Why don’t you just use block ID’s, since no block is going to run on multiple MP’s and all threads in the block can then access the same part of the array… Unless you really for some odd reason want to limit yourself to using between 2 and 30 parts of an array, I see no reason to want an MP id.
I know this is quite strange. I am trying to use the GPU as a general purpose multi-processor. So the synchronization may seem somehow complex for CUDA.
Actually I am trying to build an array of structures, in which each structure corresponds to a block. But as the block number grows, I am afraid the array will become too large. So I decided to share a structure among the blocks that are executed on the same MP.
Well, there seem to be no function to get the processor ID, at least not documented in the reference manual. If there is absolutely no way to do it, I might have to figure out another approach.
The CUDA model aims to abstract from the hardware implementation (since the number of MPs varies between cards) and to have you thinking about task partitioning in terms of blocks, not the MPs they will be executing on.
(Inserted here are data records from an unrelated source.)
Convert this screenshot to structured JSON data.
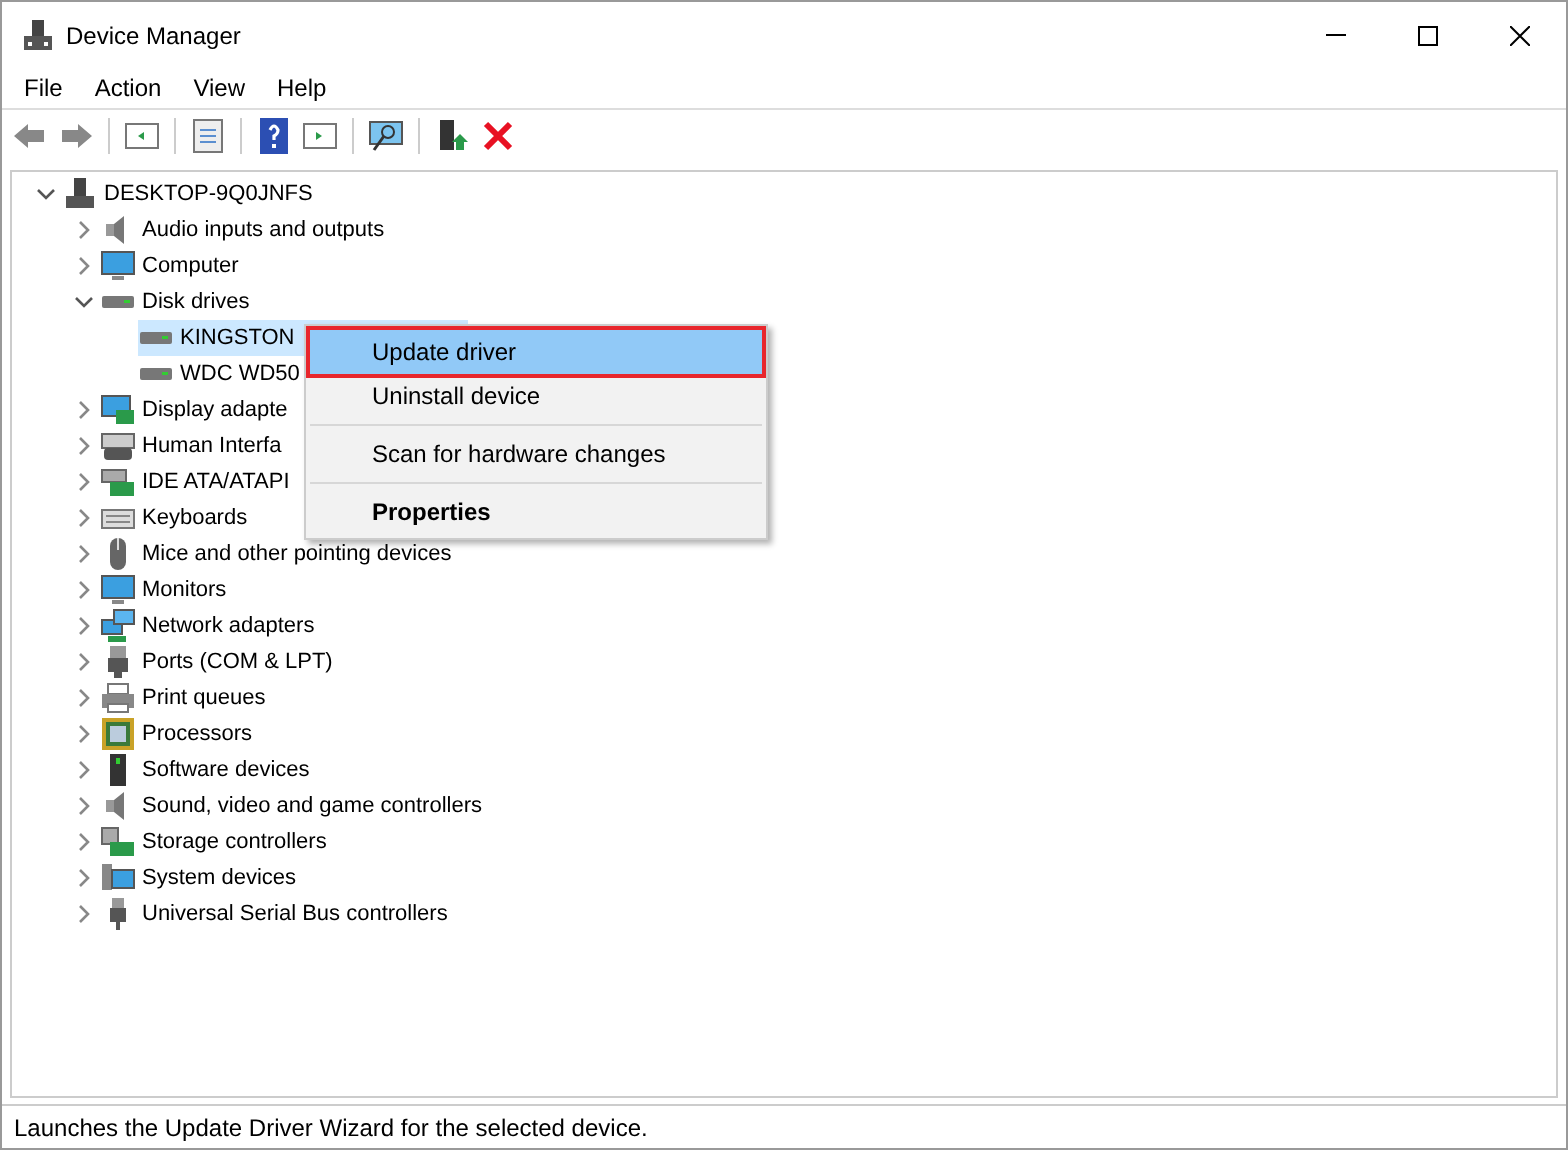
{
  "window": {
    "title": "Device Manager"
  },
  "menu_bar": [
    "File",
    "Action",
    "View",
    "Help"
  ],
  "tree": [
    {
      "label": "DESKTOP-9Q0JNFS",
      "expanded": true,
      "selected": false,
      "children": [
        {
          "label": "Audio inputs and outputs",
          "expanded": false,
          "selected": false
        },
        {
          "label": "Computer",
          "expanded": false,
          "selected": false
        },
        {
          "label": "Disk drives",
          "expanded": true,
          "selected": false,
          "children": [
            {
              "label": "KINGSTON",
              "selected": true
            },
            {
              "label": "WDC WD50",
              "selected": false
            }
          ]
        },
        {
          "label": "Display adapte",
          "expanded": false,
          "selected": false
        },
        {
          "label": "Human Interfa",
          "expanded": false,
          "selected": false
        },
        {
          "label": "IDE ATA/ATAPI",
          "expanded": false,
          "selected": false
        },
        {
          "label": "Keyboards",
          "expanded": false,
          "selected": false
        },
        {
          "label": "Mice and other pointing devices",
          "expanded": false,
          "selected": false
        },
        {
          "label": "Monitors",
          "expanded": false,
          "selected": false
        },
        {
          "label": "Network adapters",
          "expanded": false,
          "selected": false
        },
        {
          "label": "Ports (COM & LPT)",
          "expanded": false,
          "selected": false
        },
        {
          "label": "Print queues",
          "expanded": false,
          "selected": false
        },
        {
          "label": "Processors",
          "expanded": false,
          "selected": false
        },
        {
          "label": "Software devices",
          "expanded": false,
          "selected": false
        },
        {
          "label": "Sound, video and game controllers",
          "expanded": false,
          "selected": false
        },
        {
          "label": "Storage controllers",
          "expanded": false,
          "selected": false
        },
        {
          "label": "System devices",
          "expanded": false,
          "selected": false
        },
        {
          "label": "Universal Serial Bus controllers",
          "expanded": false,
          "selected": false
        }
      ]
    }
  ],
  "context_menu": {
    "groups": [
      [
        {
          "label": "Update driver",
          "selected": true,
          "default": false
        },
        {
          "label": "Uninstall device",
          "selected": false,
          "default": false
        }
      ],
      [
        {
          "label": "Scan for hardware changes",
          "selected": false,
          "default": false
        }
      ],
      [
        {
          "label": "Properties",
          "selected": false,
          "default": true
        }
      ]
    ]
  },
  "status_bar": "Launches the Update Driver Wizard for the selected device."
}
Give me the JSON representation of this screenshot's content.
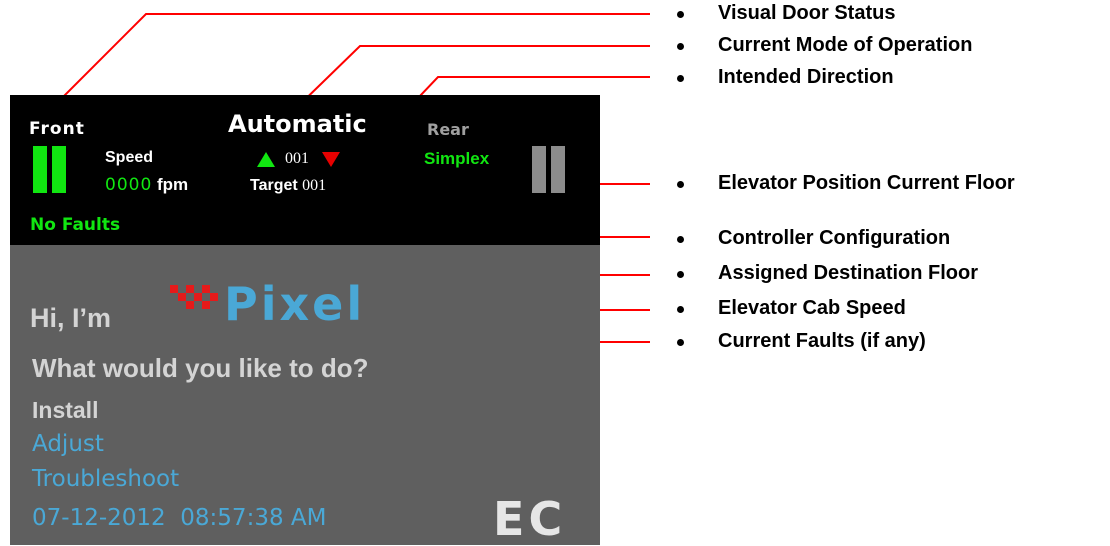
{
  "screen": {
    "front_label": "Front",
    "mode": "Automatic",
    "rear_label": "Rear",
    "speed_label": "Speed",
    "speed_value": "0000",
    "speed_unit": "fpm",
    "current_floor": "001",
    "target_label": "Target",
    "target_floor": "001",
    "configuration": "Simplex",
    "faults": "No Faults",
    "greeting": "Hi, I’m",
    "brand": "Pixel",
    "prompt": "What would you like to do?",
    "menu": [
      "Install",
      "Adjust",
      "Troubleshoot"
    ],
    "datetime": "07-12-2012  08:57:38 AM",
    "logo": "E C",
    "colors": {
      "status_bar": "#000000",
      "screen": "#5f5f5f",
      "door_front": "#11e611",
      "door_rear": "#8c8c8c",
      "up_arrow": "#11e611",
      "down_arrow": "#e60000",
      "accent": "#4aa8d6",
      "leader_line": "#ff0000"
    }
  },
  "callouts": [
    "Visual Door Status",
    "Current Mode of Operation",
    "Intended Direction",
    "Elevator Position Current Floor",
    "Controller Configuration",
    "Assigned Destination Floor",
    "Elevator Cab Speed",
    "Current Faults (if any)"
  ]
}
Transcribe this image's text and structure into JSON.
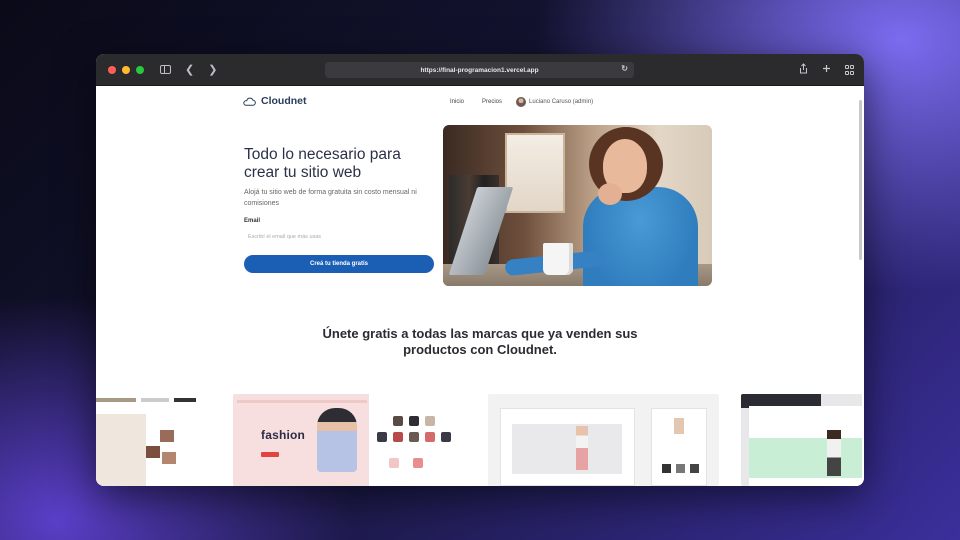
{
  "browser": {
    "url": "https://final-programacion1.vercel.app"
  },
  "site": {
    "brand": "Cloudnet",
    "nav": [
      "Inicio",
      "Precios"
    ],
    "user": "Luciano Caruso (admin)"
  },
  "hero": {
    "title": "Todo lo necesario para crear tu sitio web",
    "subtitle": "Alojá tu sitio web de forma gratuita sin costo mensual ni comisiones",
    "email_label": "Email",
    "email_placeholder": "Escribí el email que más usas",
    "cta": "Creá tu tienda gratis"
  },
  "brands_section": {
    "title": "Únete gratis a todas las marcas que ya venden sus productos con Cloudnet.",
    "showcase": [
      {
        "headline": ""
      },
      {
        "headline": "fashion"
      },
      {
        "headline": ""
      },
      {
        "headline": ""
      }
    ]
  },
  "colors": {
    "primary": "#1b5fb5",
    "brand_text": "#2a3a5c"
  }
}
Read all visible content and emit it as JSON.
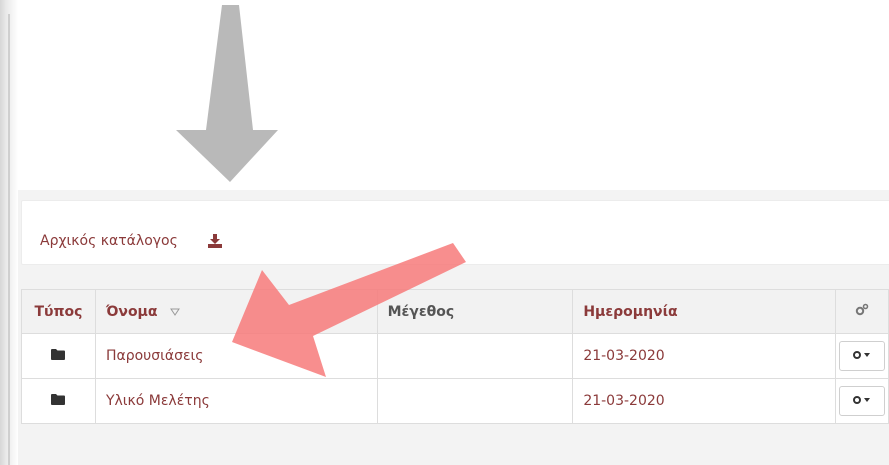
{
  "breadcrumb": {
    "root_label": "Αρχικός κατάλογος"
  },
  "table": {
    "headers": {
      "type": "Τύπος",
      "name": "Όνομα",
      "size": "Μέγεθος",
      "date": "Ημερομηνία"
    },
    "rows": [
      {
        "type_icon": "folder-icon",
        "name": "Παρουσιάσεις",
        "size": "",
        "date": "21-03-2020"
      },
      {
        "type_icon": "folder-icon",
        "name": "Υλικό Μελέτης",
        "size": "",
        "date": "21-03-2020"
      }
    ]
  },
  "colors": {
    "link": "#8b3a3a",
    "header_bg": "#f2f2f2",
    "arrow_gray": "#b5b5b5",
    "arrow_red": "#f77a7a"
  }
}
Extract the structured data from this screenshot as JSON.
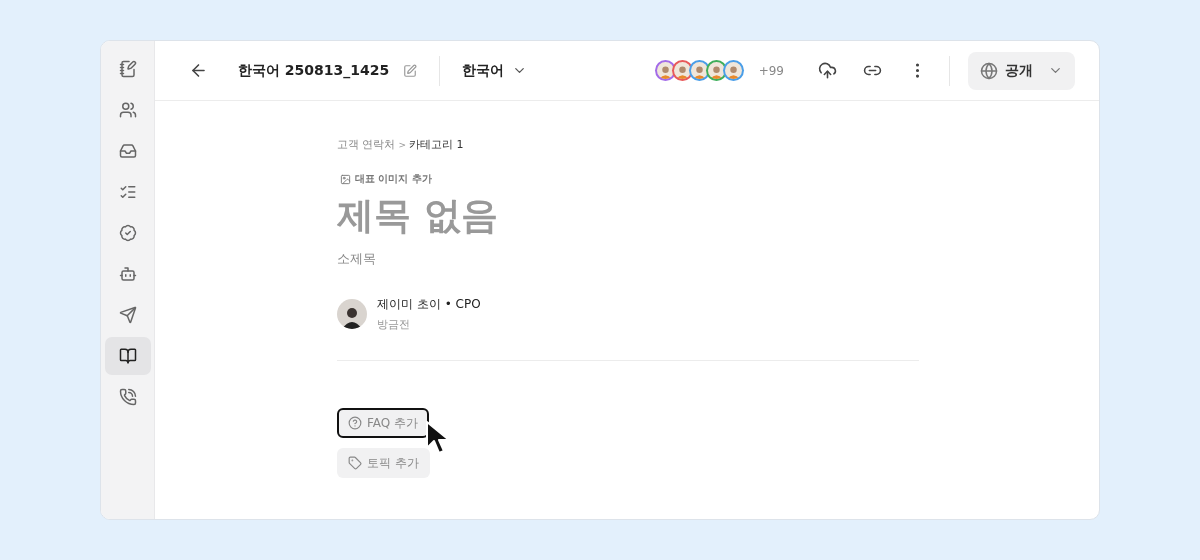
{
  "sidebar": {
    "items": [
      {
        "selected": false
      },
      {
        "selected": false
      },
      {
        "selected": false
      },
      {
        "selected": false
      },
      {
        "selected": false
      },
      {
        "selected": false
      },
      {
        "selected": false
      },
      {
        "selected": true
      },
      {
        "selected": false
      }
    ]
  },
  "header": {
    "title": "한국어 250813_1425",
    "language": "한국어",
    "collaborators": [
      {
        "color": "#a36be8"
      },
      {
        "color": "#e8595a"
      },
      {
        "color": "#4a9ee8"
      },
      {
        "color": "#3fae5a"
      },
      {
        "color": "#4a9ee8"
      }
    ],
    "more_count": "+99",
    "visibility": "공개"
  },
  "breadcrumb": {
    "items": [
      "고객 연락처",
      "카테고리 1"
    ],
    "separator": ">"
  },
  "cover_button": "대표 이미지 추가",
  "title": {
    "placeholder": "제목 없음"
  },
  "subtitle": {
    "placeholder": "소제목"
  },
  "author": {
    "name": "제이미 초이 • CPO",
    "time": "방금전"
  },
  "actions": [
    {
      "kind": "faq",
      "label": "FAQ 추가",
      "focused": true
    },
    {
      "kind": "topic",
      "label": "토픽 추가",
      "focused": false
    }
  ]
}
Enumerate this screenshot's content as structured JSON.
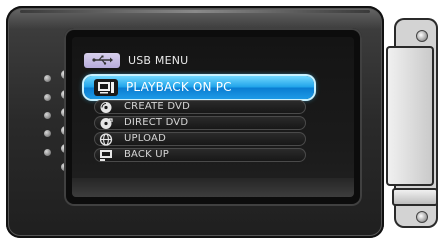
{
  "menu": {
    "title": "USB MENU",
    "header_icon": "usb-icon",
    "items": [
      {
        "label": "PLAYBACK ON PC",
        "icon": "monitor-icon",
        "selected": true
      },
      {
        "label": "CREATE DVD",
        "icon": "disc-icon",
        "selected": false
      },
      {
        "label": "DIRECT DVD",
        "icon": "disc-direct-icon",
        "selected": false
      },
      {
        "label": "UPLOAD",
        "icon": "globe-icon",
        "selected": false
      },
      {
        "label": "BACK UP",
        "icon": "backup-icon",
        "selected": false
      }
    ]
  },
  "colors": {
    "selection": "#1d9ae6",
    "selection_highlight": "#72d8ff",
    "header_chip": "#c7bde4",
    "body": "#2a2a2a"
  }
}
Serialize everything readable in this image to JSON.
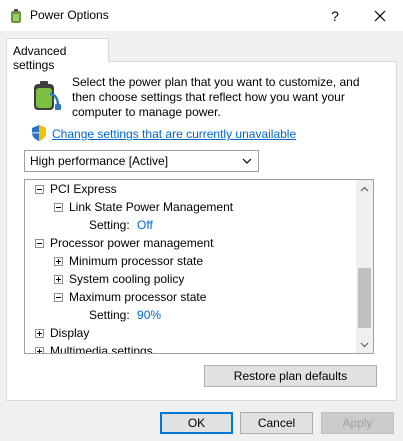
{
  "window": {
    "title": "Power Options",
    "help_glyph": "?",
    "close_icon": "close-icon"
  },
  "tab": {
    "label": "Advanced settings"
  },
  "description": "Select the power plan that you want to customize, and then choose settings that reflect how you want your computer to manage power.",
  "change_link": "Change settings that are currently unavailable",
  "plan_select": {
    "value": "High performance [Active]"
  },
  "tree": {
    "rows": [
      {
        "label": "PCI Express",
        "expander": "minus"
      },
      {
        "label": "Link State Power Management",
        "expander": "minus"
      },
      {
        "label": "Setting:",
        "value": "Off"
      },
      {
        "label": "Processor power management",
        "expander": "minus"
      },
      {
        "label": "Minimum processor state",
        "expander": "plus"
      },
      {
        "label": "System cooling policy",
        "expander": "plus"
      },
      {
        "label": "Maximum processor state",
        "expander": "minus"
      },
      {
        "label": "Setting:",
        "value": "90%"
      },
      {
        "label": "Display",
        "expander": "plus"
      },
      {
        "label": "Multimedia settings",
        "expander": "plus"
      }
    ]
  },
  "buttons": {
    "restore": "Restore plan defaults",
    "ok": "OK",
    "cancel": "Cancel",
    "apply": "Apply"
  },
  "colors": {
    "link": "#0066cc",
    "accent": "#0078d7"
  }
}
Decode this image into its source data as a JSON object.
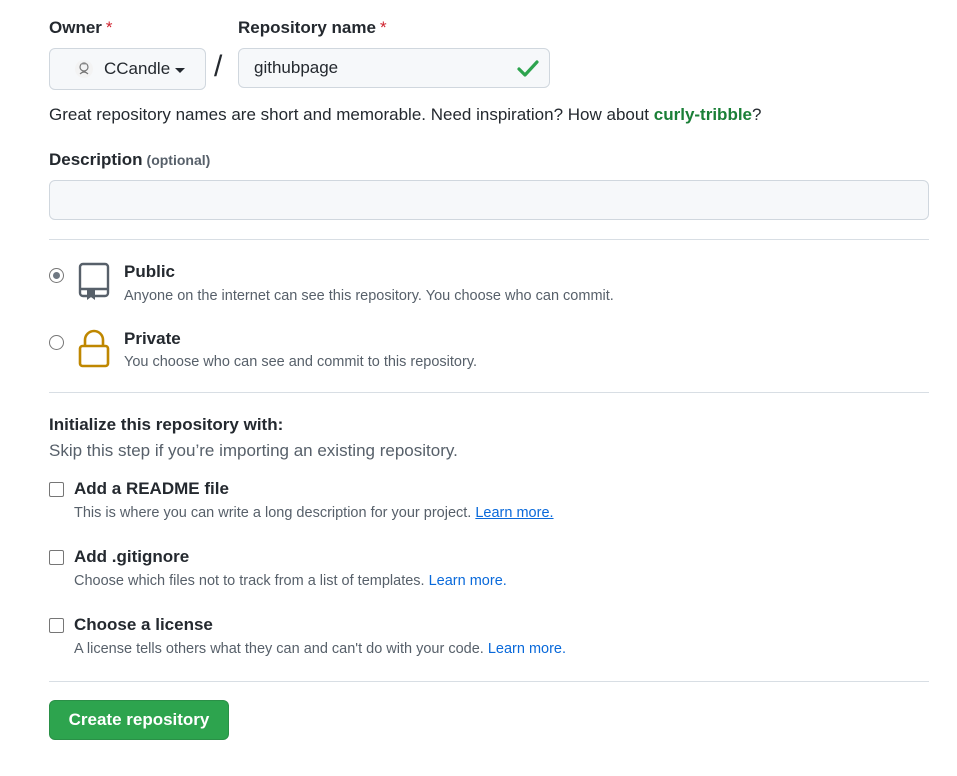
{
  "owner": {
    "label": "Owner",
    "required_mark": "*",
    "value": "CCandle"
  },
  "repo": {
    "label": "Repository name",
    "required_mark": "*",
    "value": "githubpage"
  },
  "slash": "/",
  "hint": {
    "text": "Great repository names are short and memorable. Need inspiration? How about ",
    "suggestion": "curly-tribble",
    "end": "?"
  },
  "description": {
    "label": "Description",
    "optional": "(optional)",
    "value": "",
    "placeholder": ""
  },
  "visibility": {
    "public": {
      "title": "Public",
      "desc": "Anyone on the internet can see this repository. You choose who can commit.",
      "selected": true
    },
    "private": {
      "title": "Private",
      "desc": "You choose who can see and commit to this repository.",
      "selected": false
    }
  },
  "init": {
    "title": "Initialize this repository with:",
    "subtitle": "Skip this step if you’re importing an existing repository.",
    "readme": {
      "title": "Add a README file",
      "desc": "This is where you can write a long description for your project.",
      "link": "Learn more."
    },
    "gitignore": {
      "title": "Add .gitignore",
      "desc": "Choose which files not to track from a list of templates.",
      "link": "Learn more."
    },
    "license": {
      "title": "Choose a license",
      "desc": "A license tells others what they can and can't do with your code.",
      "link": "Learn more."
    }
  },
  "submit": {
    "label": "Create repository"
  },
  "colors": {
    "accent_green": "#2da44e",
    "link_blue": "#0969da",
    "required_red": "#cf222e",
    "lock_gold": "#bf8700"
  }
}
You might try to force a one block-per MP situation but it’s not advisable since the scheduler expects more blocks than MPs for automatic latency hiding and pipelining and you will most likely loose performance if you fight it.
Still, even if you had known the MP ID for a given block, you still wouldn’t really have any mechanism for synchronization and/or cooperation between blocks (except for maybe global memory mutexes). In the CUDA model, blocks should be independent. Making them cooperate is technically possible but likely slow. And if you had programmed them so they cooperate (using global memory for communication), there would be no bonus for running on the same MP. Global memory isn’t “closer” to any given MP, shared memory is. But you’re not supposed to assume anything about shared memory outside of a given block (even on the same MP).
You can’t make two or more blocks work on the same set of shared memory (even if they happen to execute on the same MP) so if you really need inter-block communication, you’ll need global memory and then it’s no difference which MP tries to access it. My advice - try to come up with a different approach to partitioning your problem.
By the way, how many of those big structures will you have in this array?
I couldn’t find it with a quick search, but if I remember right, some clever hacker did get the multiprocessor number once. It was hidden inside shared memory, like threadIdx is. Maybe it’s possible to get by ugly hacks similar to looking at the block’s shared memory pointer and looking at negative indices.
There is a thread on this forum somewhere about it, and it may not even be supported in CUDA 2 anymore, but it may be possible.
There are a couple advanced couple cases where the information could be useful. If you have some job results stream you want to append to in global memory without atomics (especially on 1.0 hardware) you could create output memory arrays per multiprocessor, not per block, since you know two blocks that ran sequentially on the same multiprocessor can’t interfere. This also assumes one block runs at a time of course.